# white spots/streaks on the glass, from my Mystery Snail?



## little dutch (Sep 22, 2009)

Hey guys, I do not know how to answer this one. I will try to get a picture when I get home. 

My tank glass is covered with white spots/streaks/smears. The streaks do not look like eggs, just white smears on the glass. My working theory is the mystery snail is causing this, but I have no proof. He is the only snail in the tank, and the otto's are the only other inhabitant that would be hanging on the glass. Does this sound familiar to anyone, without a pic? I only have my phone for a camera, so I am not even positive I can grab a good picture.

I first noticed it a few days ago in a localized area, and now I am seeing them everywhere. I have not tried to rub them off yet, so I do not have any tactile information to share yet.

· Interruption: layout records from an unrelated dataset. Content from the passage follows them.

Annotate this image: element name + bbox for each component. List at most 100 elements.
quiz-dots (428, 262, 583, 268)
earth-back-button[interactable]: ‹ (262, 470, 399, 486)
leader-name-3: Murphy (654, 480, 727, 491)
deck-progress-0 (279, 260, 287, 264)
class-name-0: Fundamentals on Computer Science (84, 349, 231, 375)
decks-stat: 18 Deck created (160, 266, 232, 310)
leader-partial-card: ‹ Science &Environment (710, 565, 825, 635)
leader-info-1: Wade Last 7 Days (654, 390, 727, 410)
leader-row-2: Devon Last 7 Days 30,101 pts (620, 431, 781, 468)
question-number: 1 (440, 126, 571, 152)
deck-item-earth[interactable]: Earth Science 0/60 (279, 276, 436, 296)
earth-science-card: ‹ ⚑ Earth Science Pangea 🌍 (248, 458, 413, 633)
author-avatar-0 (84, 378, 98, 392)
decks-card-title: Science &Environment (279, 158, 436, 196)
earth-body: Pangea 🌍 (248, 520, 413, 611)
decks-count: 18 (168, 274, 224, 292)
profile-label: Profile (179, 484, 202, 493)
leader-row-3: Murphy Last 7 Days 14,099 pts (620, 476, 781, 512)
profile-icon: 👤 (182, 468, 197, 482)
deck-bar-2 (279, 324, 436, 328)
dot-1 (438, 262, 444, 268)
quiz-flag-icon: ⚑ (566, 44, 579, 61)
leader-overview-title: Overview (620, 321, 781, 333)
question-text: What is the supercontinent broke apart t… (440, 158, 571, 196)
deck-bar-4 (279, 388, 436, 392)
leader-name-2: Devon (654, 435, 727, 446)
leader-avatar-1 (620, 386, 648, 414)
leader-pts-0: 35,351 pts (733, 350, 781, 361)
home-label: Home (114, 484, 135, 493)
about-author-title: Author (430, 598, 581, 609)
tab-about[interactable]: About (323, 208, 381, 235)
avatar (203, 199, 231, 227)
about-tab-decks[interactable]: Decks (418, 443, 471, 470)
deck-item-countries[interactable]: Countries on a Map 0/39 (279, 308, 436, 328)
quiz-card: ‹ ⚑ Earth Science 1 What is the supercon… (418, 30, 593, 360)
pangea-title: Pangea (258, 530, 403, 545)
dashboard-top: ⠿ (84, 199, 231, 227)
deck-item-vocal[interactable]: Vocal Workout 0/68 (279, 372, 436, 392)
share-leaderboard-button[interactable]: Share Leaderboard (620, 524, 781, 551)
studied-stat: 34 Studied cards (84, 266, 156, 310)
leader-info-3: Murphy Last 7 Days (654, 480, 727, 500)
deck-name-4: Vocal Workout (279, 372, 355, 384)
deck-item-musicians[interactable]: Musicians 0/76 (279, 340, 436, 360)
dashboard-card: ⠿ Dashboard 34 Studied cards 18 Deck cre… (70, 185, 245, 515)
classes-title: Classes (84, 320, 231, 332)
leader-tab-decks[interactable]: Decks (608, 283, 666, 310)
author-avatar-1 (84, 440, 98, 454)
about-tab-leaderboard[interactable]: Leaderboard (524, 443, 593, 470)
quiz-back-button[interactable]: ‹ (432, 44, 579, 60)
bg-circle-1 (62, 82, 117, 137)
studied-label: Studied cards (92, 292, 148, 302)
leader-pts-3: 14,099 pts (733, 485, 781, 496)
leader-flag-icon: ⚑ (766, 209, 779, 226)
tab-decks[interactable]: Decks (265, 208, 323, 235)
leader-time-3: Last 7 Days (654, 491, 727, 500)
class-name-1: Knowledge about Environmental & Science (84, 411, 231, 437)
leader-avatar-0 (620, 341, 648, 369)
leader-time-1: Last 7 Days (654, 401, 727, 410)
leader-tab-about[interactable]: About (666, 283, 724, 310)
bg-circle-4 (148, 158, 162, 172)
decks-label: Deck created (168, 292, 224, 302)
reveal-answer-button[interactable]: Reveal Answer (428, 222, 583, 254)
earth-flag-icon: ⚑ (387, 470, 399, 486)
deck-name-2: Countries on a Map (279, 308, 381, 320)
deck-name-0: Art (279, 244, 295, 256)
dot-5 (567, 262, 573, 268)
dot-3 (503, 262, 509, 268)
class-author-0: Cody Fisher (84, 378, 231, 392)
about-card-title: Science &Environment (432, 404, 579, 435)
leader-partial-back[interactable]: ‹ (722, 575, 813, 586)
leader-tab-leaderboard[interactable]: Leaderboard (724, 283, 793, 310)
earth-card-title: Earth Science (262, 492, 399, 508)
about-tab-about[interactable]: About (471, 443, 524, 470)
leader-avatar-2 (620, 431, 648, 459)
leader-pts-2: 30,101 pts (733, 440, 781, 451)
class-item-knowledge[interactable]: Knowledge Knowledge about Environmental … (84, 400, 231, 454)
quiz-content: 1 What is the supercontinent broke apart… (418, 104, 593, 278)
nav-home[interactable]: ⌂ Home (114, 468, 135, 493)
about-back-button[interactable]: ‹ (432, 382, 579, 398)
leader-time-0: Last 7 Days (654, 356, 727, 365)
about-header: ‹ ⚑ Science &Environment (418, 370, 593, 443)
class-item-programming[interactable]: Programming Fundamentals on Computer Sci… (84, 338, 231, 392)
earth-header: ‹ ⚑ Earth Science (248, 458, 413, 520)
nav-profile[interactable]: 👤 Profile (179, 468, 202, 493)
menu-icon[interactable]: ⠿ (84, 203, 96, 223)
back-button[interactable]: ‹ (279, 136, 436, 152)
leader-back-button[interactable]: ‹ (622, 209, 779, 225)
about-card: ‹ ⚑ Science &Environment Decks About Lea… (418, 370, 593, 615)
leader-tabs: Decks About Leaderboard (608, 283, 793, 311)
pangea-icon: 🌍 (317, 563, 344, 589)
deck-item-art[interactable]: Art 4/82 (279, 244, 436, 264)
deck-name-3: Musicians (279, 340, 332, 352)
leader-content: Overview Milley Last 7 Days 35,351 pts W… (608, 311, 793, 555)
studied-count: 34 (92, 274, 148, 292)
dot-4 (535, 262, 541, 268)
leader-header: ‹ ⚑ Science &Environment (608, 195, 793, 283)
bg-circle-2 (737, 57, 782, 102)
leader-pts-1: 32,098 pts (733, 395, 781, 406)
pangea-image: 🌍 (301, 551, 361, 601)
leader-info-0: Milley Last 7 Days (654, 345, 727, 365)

Edit: I do not think it is Hydra.

Edit: I can not get a picture of the stuff with my phone camera. If anyone has an idea I would love to hear it.


----------



## BlueSaphire (Nov 3, 2009)

Hmm well before anything, try scrubbing it off.


----------



## little dutch (Sep 22, 2009)

Aquarium Gallery - little dutch Gallery


Best I could do for pictures. 

I siphoned off 2 gallons of water yesterday and rubbed one off the glass with the end of my siphon, it does come off. Maybe tonight I will have a better chance to just get in there and scrape it all off the glass at least. This stuff bothers me.


----------



## little dutch (Sep 22, 2009)

Interesting. I just checked the tank and all the mystery gunk is gone. I forgot to turn the light on when I went to work this morning. Coincidence?


----------